FAQ: Modifying DataFrames - Applying a Lambda to a Row

This community-built FAQ covers the “Applying a Lambda to a Row” exercise from the lesson “Modifying DataFrames”.

Paths and Courses
This exercise can be found in the following Codecademy content:

Data Science

Data Analysis with Pandas

FAQs on the exercise Applying a Lambda to a Row

Join the Discussion. Help a fellow learner on their journey.

Ask or answer a question about this exercise by clicking reply (reply) below!

Agree with a comment or answer? Like (like) to up-vote the contribution!

Need broader help or resources? Head here.

Looking for motivation to keep learning? Join our wider discussions.

Learn more about how to use this guide.

Found a bug? Report it!

Have a question about your account or billing? Reach out to our customer support team!

None of the above? Find out where to ask other questions here!

When do I use row[‘hourly_wage’] to access a cell’s data vs row.hourly_wage?

2 Likes

I have the same question. I am also curious as to why we need to include “axis = 1” when that was not necessary in the previous exercise when we created a new column with:

df[‘last name’] = df.name.apply(lamba x:x.split (’’)[-1])

3 Likes

I believe the axis is default to 0 columns hence it does not require an axis be specified

1 Like

import codecademylib
import pandas as pd
Is there a way to alias the Bolded parts of code below? thanks in advance!

df = pd.read_csv(‘employees.csv’)
#print(df)
total_earned = lambda row: **row[‘hours_worked’]***row[‘hourly_wage’] if row[‘hours_worked’] <= 40 else row[‘hourly_wage’]*40 +(row[‘hours_worked’]-40)*row[‘hourly_wage’]*1.5
df[‘total_earned’] = df.apply(total_earned, axis=1)
print(df)

What are the backslashes in the solution?
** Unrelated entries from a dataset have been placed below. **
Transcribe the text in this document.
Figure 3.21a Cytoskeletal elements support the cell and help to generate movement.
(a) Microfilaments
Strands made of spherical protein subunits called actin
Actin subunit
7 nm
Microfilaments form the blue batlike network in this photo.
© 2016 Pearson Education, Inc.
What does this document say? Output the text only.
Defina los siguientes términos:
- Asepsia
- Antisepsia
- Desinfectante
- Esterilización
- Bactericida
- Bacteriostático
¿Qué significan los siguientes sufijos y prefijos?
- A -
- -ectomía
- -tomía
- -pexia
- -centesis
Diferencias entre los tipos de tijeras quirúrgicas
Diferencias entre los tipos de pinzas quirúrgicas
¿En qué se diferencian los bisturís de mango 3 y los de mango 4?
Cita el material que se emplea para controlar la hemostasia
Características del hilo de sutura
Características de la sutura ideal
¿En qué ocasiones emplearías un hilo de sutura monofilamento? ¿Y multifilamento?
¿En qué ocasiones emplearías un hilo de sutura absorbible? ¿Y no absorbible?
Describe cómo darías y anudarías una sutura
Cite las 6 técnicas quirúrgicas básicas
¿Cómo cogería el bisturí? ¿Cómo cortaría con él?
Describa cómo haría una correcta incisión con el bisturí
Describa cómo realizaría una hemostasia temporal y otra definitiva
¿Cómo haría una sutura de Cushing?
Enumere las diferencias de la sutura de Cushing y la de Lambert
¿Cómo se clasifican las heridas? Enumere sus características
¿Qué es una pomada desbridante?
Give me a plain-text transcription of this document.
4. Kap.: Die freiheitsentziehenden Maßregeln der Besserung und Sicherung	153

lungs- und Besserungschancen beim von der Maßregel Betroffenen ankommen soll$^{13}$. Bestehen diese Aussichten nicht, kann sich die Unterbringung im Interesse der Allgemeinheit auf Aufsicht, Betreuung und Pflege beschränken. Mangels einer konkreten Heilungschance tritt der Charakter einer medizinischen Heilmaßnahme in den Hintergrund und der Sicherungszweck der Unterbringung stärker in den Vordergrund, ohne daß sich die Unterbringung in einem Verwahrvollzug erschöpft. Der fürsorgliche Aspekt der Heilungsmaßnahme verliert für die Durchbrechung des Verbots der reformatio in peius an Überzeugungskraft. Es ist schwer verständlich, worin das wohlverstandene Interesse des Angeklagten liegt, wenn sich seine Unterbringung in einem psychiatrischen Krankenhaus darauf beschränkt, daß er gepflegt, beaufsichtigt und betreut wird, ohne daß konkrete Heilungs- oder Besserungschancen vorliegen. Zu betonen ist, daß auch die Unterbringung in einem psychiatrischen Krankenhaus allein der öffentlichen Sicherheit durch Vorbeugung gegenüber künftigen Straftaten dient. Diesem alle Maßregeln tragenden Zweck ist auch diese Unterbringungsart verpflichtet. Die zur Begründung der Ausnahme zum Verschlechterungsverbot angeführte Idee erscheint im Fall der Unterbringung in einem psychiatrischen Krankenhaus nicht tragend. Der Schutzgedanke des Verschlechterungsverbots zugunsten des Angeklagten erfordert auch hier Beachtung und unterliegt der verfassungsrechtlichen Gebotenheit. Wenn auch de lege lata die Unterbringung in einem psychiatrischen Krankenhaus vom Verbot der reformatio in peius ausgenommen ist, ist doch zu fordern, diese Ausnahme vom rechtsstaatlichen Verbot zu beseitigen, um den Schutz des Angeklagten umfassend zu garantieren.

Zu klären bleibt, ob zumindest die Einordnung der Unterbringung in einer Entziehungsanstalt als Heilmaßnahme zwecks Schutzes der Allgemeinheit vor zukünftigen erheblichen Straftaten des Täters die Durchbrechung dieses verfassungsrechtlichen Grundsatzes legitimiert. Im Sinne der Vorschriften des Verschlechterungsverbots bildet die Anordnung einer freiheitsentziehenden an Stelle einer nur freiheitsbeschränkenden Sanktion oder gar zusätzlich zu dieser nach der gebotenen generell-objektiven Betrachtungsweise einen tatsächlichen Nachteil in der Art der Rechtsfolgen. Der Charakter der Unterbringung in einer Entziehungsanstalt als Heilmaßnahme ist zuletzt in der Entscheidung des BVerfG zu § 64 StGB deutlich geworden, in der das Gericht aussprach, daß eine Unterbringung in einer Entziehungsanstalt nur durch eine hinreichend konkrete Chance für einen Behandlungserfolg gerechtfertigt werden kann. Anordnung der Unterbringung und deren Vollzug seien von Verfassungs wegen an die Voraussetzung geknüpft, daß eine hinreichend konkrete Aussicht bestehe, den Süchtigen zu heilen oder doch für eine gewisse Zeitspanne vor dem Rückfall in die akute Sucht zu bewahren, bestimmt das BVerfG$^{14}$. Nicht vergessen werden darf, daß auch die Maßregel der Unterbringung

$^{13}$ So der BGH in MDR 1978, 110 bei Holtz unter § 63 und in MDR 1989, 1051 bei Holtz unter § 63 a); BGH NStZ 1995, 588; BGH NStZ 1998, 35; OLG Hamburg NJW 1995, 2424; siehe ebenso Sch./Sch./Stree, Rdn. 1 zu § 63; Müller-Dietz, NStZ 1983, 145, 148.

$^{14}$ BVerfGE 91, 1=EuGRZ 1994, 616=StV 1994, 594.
When you show the solution, you should be able to go back and look at the code you attempted. View Solution deletes your code and you can’t see what you did wrong. Also, View Solution should only do one step at a time.

7 Likes

I get an invalid syntax error every single time I try to enter my code for the total_error lambda function, even when I just copy the solution. What is going on? It says you don’t need the backslashes but they seem required. This has happened on the last 3 exercises for this lesson.

This is my code so far:
total_earned = lambda row: (row.hourly_wage * 40) + ((row.hourly_wage * 1.5) * (row.hours_worked - 40))
if row.hours_worked > 40
else row.hourly_wage * row.hours_worked

2 Likes

I was wondering the same thing about the backslashes. They do not appear in any of the examples in the lessons and they don’t make sense to me.

5 Likes

The backslash is an “escape” character. I think that they wanted to put a newline in the code, probably for readability, but they didn’t want the newline to affect the code itself, so they used the backslash to “escape” the effect of the newline.

I found this in Stack Overflow regarding the backslash:
“A backslash at the end of a line tells Python to extend the current logical line over across to the next physical line.”
Source: https://stackoverflow.com/questions/38125328/what-does-a-backslash-by-itself-mean-in-python

4 Likes

My question is: can someone please expand on the use of the ‘row’ syntax (row.column_name / row[‘column_name’]).

Is ‘row’ a function / keyword? What does it mean? Why can we use it to access specific values, when previously we had to use ‘iloc’ or ‘loc’?

I think it is because you have whitespace / newlines before “if” and before “else” in your code which is interrupting the logic. I tried your code that you pasted and it gave me a syntax error. I deleted the whitespace/newlines and it worked.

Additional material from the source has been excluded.